Il vous est apparu que la protection des industries culturelles n’était pas une priorité, n’est-ce pas ?
Oui, nous avons eu l’impression d’un faible engagement en ce qui concerne le plan de survie d’un pan énorme de l’économie de notre pays, qui constitue un pourcentage significatif du PIB. Un pan dont l’importance n’est d’ailleurs pas seulement économique, mais aussi spirituelle. Parce qu’elle engage la vie de l’âme, du rêve et de l’intelligence des gens. La réponse n’était pas à la hauteur des enjeux. Progressivement, nous nous sommes rendu compte aussi que sur la question des intermittents les zones de flou qui restaient étaient très dangereuses.
>> A lire aussi : Pour Aurélie Filippetti, Macron “ne répond pas à l’urgence de la situation”
Parce que le diable est dans les détails. Et tant que nous n’avions pas le détail des modalités d’application, notamment sur la question des dates anniversaires, on ne pouvait pas être sûrs que derrière les mots « année blanche » il y avait bien un dispositif pour sauver de l’abandon total tous les intermittents du spectacle. Ce qu’on a compris tout de suite en revanche, c’est qu’il n’y avait pas eu un mot de prononcé sur les autres emplois discontinus qui assurent la vie culturelle du pays.
Cela concerne tous les intérimaires, tous les saisonniers, tous ces gens qui ne bénéficient pas d’un régime particulier d’assurance chômage. Tous ne travaillent pas dans le secteur culturel. Cela concerne 2,2 millions de personnes dans notre pays. Nous avons pris la parole concernant notre domaine en rappelant qu’il ne vivait que grâce à ces gens. Maintenant, à chaque domaine de prendre la parole pour pousser un cri d’alarme sur ce silence.
Avez-vous eu beaucoup de témoignages de personnes concernées par votre appel ?
Tous les jours. Que ce soit en parlant avec Sophie Calle ou Annette Messager, qui disent que les équipes d’accrochage ou d’éclairage de leurs œuvres sont déjà en train de basculer au RSA. Que ce soit dans l’appel au secours que nous envoie une fille qui fait du catering pendant les concerts.
>> A lire aussi : Confiné·es, Jeanne Balibar et Nadav Lapid regardent…
Ou encore dans ce mail d’une commissaire d’exposition que je connais et qui représente les indépendants (journalistes pigistes, scénographes, peintres, encadreurs, illustrateurs, etc) acculés à une précarité immense, sans aucune aide pour les mois à venir. Elle me raconte que beaucoup ne vont pas pouvoir survivre, vont changer de métier, qu’elle-même ne sait pas trop ce qu’elle va faire. Alors qu’elle est quand même commissaire d’exposition pour la Philharmonie de Paris.

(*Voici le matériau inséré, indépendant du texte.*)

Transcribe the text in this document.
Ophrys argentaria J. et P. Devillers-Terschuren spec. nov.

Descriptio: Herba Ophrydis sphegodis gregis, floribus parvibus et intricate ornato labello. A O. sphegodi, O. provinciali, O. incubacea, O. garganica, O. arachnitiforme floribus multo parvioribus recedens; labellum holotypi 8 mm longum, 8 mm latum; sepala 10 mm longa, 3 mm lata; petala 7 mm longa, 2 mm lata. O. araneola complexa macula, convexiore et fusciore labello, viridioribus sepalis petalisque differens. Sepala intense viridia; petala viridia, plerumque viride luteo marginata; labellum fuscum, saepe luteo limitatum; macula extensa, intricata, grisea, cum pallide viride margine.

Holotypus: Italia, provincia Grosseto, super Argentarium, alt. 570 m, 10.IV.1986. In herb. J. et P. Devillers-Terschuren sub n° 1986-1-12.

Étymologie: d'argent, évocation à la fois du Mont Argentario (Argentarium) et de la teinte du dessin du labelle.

Comment ce texte résonne-t-il avec le début du déconfinement et la reprise du travail pour une partie de la population ?
Nous sommes extrêmement conscients que tout le monde retourne au travail la peur au ventre, avec des problèmes de garde extrêmement complexes à gérer, de transports en commun, de protection sanitaire. Mais au milieu de ce retour à une vie extrêmement difficile, il y a des gens qui ont été oubliés depuis le début et qui continuent à l’être.

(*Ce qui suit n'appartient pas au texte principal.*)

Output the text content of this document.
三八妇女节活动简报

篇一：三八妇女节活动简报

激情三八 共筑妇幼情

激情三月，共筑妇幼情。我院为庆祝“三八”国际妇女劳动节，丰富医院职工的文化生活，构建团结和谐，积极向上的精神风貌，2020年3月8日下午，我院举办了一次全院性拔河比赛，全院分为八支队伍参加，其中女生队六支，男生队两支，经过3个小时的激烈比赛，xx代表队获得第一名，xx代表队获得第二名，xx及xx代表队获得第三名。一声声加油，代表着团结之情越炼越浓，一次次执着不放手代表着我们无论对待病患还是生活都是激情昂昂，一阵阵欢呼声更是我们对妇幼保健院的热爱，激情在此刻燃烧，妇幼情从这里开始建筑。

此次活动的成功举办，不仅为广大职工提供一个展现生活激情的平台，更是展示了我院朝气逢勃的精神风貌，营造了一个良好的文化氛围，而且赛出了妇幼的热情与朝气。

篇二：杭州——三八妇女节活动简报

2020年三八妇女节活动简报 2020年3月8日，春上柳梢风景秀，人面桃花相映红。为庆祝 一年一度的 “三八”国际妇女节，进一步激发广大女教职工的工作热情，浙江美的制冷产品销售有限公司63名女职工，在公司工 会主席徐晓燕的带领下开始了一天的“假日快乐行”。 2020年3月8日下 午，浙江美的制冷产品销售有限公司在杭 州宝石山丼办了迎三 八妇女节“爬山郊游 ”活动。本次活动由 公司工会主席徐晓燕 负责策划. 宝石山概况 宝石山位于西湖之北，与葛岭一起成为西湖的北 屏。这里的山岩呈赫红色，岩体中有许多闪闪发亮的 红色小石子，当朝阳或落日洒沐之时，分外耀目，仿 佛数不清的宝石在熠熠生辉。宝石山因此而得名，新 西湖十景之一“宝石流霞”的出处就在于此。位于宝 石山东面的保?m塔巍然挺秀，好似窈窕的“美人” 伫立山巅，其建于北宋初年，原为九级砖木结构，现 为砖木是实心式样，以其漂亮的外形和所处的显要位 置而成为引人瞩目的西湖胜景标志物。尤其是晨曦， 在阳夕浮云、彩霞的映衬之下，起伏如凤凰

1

A la fin du texte, vous utilisez un mot très puissant : « indignité ». Peux-tu le commenter ?
Ce qui se joue dans le cadre d’une crise aussi violente et aussi dangereuse, c’est quand même de l’ordre de la dignité humaine. Derrière l’expression « quoi qu’il en coûte », ce qu’il faut préserver, c’est la dignité humaine. La possibilité de se nourrir. D’être logé. De s’occuper de ses proches. On ne peut pas se taire si on considère que la dignité humaine n’est pas préservée. Et alors, pour les gens qui ont le pouvoir de s’en occuper, ne pas le faire, ça devient de l’indignité.